Introduction to the design and analysis of experiments

“A useful property of a test of significance is that it exerts a sobering influence on the type of experimenter who jumps to conclusions on scanty data, and who might otherwise try to make everyone excited about some sensational treatment effect that can well be ascribed to the ordinary variation in [their] experiment.”
— Gertrude Mary Cox

Key phrases

Key phrases

  • An experiment is a procedure (or set of actions) where a researcher intentionally changes some factor/treatment/variable to observe the effect of their actions. As mentioned above, the collection of observational data is not experimentation.

  • An experimental unit is the smallest portion of experimental material which is independently perturbed. This is the item under study for which some variable (treatment) is changed. For example this could be a human subject or an agricultural plot.

  • An observational unit (or subsample) is the smallest unit on which a response is measured. If the experimental unit is split after the treatment has been applied (e.g., multiple samples taken from one human subject) then this sample is called a subsample or observational unit. If one measurement is made on each experimental unit then the observational unit = the experimental unit. If multiple measurements are made on each subject (e.g., human) then each experimental unit has >1 observational unit. This is then pseudo- or technical replication (see below).

  • A treatment (or independent variable or factor or treatment factor) is an experimental condition independently applied to an experimental unit. It is one of the variables that is controlled by the researcher during the experiment (e.g., drug type). The values of the treatments within a set are called levels.

  • The dependent variable or response is the output (or thing) that is measured after an experiment. This is what the researcher measures and assesses if changing the treatment(s) (i.e., independent variable(s)) induces any change.

  • An effect is the change in the response variable caused by the controlled changes in the independent variable. Whether the magnitude of the effect (it’s size) is significant (or or any practical interest) is determined by the researcher after carrying out some appropriate analyses.

Setting up an experiment

In the previous chapter where we discussed [Reproducibility]. This also applies to the design and analysis of experiments. In order to future proof our research we should make every effort to ensure others can reproduce it. To do so we should be specific about our goals and procedures by

  1. Defining the goals/objectives of our research,
  2. Formulating a specific hypothesis,
  3. Specifying the response variable(s) that will be measured,
  4. Specifying the treatments that will be tested and describing the process of applying these treatments to the experimental units,
  5. Outlining the procedure for observing and recording responses to assess treatment effects,
  6. Identifying factors that may contribute to variability in the results (expected and otherwise), and
  7. Describing the statistical or methods that will be employed to the our hypothesis.
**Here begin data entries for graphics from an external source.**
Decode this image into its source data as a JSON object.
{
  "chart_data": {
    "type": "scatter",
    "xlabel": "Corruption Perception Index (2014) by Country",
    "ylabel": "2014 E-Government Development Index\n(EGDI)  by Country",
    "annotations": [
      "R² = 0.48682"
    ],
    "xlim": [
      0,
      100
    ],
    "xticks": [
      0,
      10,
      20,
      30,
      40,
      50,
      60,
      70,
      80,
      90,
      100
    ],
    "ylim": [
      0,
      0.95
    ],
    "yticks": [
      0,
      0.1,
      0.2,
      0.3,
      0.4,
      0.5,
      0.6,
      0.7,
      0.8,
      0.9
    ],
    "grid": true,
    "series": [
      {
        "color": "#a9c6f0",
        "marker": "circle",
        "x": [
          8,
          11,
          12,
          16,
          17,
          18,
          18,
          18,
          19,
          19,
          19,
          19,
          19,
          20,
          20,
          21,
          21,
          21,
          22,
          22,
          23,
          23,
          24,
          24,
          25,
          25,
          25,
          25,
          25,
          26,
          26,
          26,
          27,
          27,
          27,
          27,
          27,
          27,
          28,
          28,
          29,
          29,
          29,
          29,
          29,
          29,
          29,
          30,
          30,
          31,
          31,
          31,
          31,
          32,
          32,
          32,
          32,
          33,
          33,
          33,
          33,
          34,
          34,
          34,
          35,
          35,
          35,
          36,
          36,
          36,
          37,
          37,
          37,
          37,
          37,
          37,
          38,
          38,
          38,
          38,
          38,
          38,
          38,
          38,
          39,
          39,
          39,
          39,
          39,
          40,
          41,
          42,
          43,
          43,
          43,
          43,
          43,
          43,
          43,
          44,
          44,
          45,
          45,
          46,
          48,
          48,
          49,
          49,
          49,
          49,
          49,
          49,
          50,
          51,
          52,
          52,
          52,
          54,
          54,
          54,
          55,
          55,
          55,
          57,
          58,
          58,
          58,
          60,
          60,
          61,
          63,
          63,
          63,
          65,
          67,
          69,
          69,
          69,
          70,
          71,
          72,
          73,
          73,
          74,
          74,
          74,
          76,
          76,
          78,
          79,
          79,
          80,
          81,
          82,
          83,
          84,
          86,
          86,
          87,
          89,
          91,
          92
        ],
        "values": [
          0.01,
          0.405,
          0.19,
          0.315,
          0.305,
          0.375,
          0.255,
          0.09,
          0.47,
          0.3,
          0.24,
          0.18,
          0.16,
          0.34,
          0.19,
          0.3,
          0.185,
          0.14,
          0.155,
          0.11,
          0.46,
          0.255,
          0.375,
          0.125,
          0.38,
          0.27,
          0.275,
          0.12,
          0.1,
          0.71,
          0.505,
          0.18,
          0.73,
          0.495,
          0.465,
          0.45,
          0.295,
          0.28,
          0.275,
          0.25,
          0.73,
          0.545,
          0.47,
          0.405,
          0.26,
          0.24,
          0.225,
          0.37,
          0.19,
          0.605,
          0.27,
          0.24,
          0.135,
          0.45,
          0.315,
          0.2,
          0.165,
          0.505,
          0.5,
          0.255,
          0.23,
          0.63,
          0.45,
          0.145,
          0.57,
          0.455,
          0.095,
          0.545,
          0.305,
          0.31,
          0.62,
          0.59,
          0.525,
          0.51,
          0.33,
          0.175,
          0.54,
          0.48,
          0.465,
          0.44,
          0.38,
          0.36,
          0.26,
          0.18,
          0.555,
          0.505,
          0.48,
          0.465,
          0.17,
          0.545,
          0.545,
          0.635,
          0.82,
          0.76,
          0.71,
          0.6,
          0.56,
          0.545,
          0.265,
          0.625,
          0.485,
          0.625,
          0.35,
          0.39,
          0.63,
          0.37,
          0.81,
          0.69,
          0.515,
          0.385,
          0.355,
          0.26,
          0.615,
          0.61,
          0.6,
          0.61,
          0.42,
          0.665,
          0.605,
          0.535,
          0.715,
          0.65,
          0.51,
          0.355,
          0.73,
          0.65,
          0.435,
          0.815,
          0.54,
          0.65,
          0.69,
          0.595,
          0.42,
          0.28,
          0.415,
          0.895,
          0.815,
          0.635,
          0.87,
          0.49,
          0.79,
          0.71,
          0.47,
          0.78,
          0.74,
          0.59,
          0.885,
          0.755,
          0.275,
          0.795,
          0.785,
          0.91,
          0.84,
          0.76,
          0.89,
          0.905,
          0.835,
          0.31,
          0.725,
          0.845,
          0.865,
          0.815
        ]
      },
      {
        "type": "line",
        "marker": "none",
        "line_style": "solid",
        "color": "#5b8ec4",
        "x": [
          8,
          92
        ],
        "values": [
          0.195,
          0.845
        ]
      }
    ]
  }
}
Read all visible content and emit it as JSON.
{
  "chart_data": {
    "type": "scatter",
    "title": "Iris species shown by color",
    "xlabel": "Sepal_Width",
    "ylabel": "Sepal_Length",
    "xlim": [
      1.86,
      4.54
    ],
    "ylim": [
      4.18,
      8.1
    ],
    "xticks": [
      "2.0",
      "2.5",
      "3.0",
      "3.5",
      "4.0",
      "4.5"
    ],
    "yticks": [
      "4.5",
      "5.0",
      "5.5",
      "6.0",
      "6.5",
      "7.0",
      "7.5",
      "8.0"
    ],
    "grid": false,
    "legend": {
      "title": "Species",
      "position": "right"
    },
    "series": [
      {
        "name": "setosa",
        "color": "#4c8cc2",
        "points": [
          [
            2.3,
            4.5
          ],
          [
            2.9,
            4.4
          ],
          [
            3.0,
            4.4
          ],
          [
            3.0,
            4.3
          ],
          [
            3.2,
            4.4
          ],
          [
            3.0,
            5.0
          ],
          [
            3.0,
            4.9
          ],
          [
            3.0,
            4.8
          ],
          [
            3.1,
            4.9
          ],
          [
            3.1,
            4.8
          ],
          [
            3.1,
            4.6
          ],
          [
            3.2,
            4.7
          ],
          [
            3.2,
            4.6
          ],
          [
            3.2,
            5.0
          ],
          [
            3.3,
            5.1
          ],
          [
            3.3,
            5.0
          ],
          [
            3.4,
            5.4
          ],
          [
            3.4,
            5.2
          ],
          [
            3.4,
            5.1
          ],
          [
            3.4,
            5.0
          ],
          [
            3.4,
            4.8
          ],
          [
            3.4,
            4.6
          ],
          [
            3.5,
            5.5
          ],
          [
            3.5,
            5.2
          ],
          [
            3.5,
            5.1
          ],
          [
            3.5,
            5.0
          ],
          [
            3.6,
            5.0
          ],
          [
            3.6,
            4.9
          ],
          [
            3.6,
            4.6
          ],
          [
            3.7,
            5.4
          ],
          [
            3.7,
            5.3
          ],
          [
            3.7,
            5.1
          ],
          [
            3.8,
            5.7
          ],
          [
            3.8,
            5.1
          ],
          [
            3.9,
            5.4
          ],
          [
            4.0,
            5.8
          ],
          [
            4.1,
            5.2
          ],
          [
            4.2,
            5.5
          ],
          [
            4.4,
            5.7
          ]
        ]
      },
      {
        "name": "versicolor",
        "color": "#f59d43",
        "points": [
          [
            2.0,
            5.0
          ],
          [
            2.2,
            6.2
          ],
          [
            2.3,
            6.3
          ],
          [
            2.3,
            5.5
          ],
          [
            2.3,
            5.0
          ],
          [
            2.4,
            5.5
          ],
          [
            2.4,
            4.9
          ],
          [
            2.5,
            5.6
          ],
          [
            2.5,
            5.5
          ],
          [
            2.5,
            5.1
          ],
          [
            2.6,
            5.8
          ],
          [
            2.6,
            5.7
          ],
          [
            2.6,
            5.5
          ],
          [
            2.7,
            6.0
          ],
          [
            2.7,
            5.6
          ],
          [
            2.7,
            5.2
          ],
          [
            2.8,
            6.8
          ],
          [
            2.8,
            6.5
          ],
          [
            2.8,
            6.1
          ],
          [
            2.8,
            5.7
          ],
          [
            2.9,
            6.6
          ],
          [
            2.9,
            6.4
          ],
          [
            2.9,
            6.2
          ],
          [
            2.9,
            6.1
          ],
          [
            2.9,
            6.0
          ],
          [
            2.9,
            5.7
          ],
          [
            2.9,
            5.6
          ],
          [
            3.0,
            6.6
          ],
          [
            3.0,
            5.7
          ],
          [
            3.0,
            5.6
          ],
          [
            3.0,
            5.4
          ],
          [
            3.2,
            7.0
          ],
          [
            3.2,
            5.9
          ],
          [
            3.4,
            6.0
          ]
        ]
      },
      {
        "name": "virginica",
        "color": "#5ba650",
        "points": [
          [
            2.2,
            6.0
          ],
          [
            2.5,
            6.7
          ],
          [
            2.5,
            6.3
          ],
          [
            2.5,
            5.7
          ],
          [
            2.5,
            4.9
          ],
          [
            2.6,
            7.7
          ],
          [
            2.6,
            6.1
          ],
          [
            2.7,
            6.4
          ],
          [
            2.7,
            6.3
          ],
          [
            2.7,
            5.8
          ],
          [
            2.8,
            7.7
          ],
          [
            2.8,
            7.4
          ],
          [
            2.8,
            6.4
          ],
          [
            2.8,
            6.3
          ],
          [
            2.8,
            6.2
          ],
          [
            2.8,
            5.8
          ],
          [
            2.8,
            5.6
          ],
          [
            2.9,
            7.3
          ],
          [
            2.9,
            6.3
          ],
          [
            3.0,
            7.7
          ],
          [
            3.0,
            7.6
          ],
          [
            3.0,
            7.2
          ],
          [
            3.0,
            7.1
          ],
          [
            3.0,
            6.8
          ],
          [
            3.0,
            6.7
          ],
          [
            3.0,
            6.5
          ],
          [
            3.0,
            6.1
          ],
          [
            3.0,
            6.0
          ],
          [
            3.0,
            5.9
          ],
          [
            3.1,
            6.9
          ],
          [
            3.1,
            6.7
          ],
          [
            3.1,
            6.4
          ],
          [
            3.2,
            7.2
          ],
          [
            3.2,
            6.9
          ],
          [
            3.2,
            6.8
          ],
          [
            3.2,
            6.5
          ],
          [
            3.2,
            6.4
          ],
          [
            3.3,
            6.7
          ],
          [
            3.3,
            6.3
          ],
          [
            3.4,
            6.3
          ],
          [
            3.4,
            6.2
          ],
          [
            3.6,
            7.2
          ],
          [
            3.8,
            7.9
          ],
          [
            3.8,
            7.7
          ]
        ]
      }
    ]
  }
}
Following these guidelines not only helps our experiment, but makes sure others can reproduce it. For example, defining specific objectives directs you towards writing focused statements about the investigative questions you want your experiment to answer. Listing the experimental factors (or treatments or independent variables) you will study in your experiment helps to organize variables and work out how they may help to explain observed changes in your measurable response(s). It is important that the experimental factor can be controlled during and between experimental runs. Variables that are thought to affect the response, but cannot be controlled, cannot be included as an experimental factor.

An example

Experiment Title Barista Brews
Researcher Name Dr Java
Researcher Institute Central Perk
Objective The objective of this experiment is to determine what type of grind and brew ratio (i.e., amount of coffee in relation to water) leads to the strongest coffee.
Hypothesis That a finer grained coffee with a higher brew ratio (i.e., less water to coffee) will lead to the strongest coffee.
Response variable Total Dissolved Solids (TDS), a measure of soluble concentration (%).
Treatments A. Brew ratio i) 2 parts coffee to 1 part water (2-1) ii) 1 part coffee to 1 part water (1-1) iii) 1 part coffee to 2 parts water (1-2) B. Grind i) Fine ii) Coarse
Experimental material Individual cups, maintaining consistency in cup size, water amount, and boiling temperature.
How treatments will be applied Independently to individual cups. Each cup will be made independently, not as a batch distributed among several cups.
How measurements will be taken Treatments applied independently to individual cups. Each cup with the same treatment (brew ratio and grind) will be subject to the same environmental conditions.
Experimental units Replicate each treatment twice. Assign 2 experimental units (cups) to each unique treatment combination.
TASK Design your own experiment briefly outlining each of the steps listed above. You may find this application useful.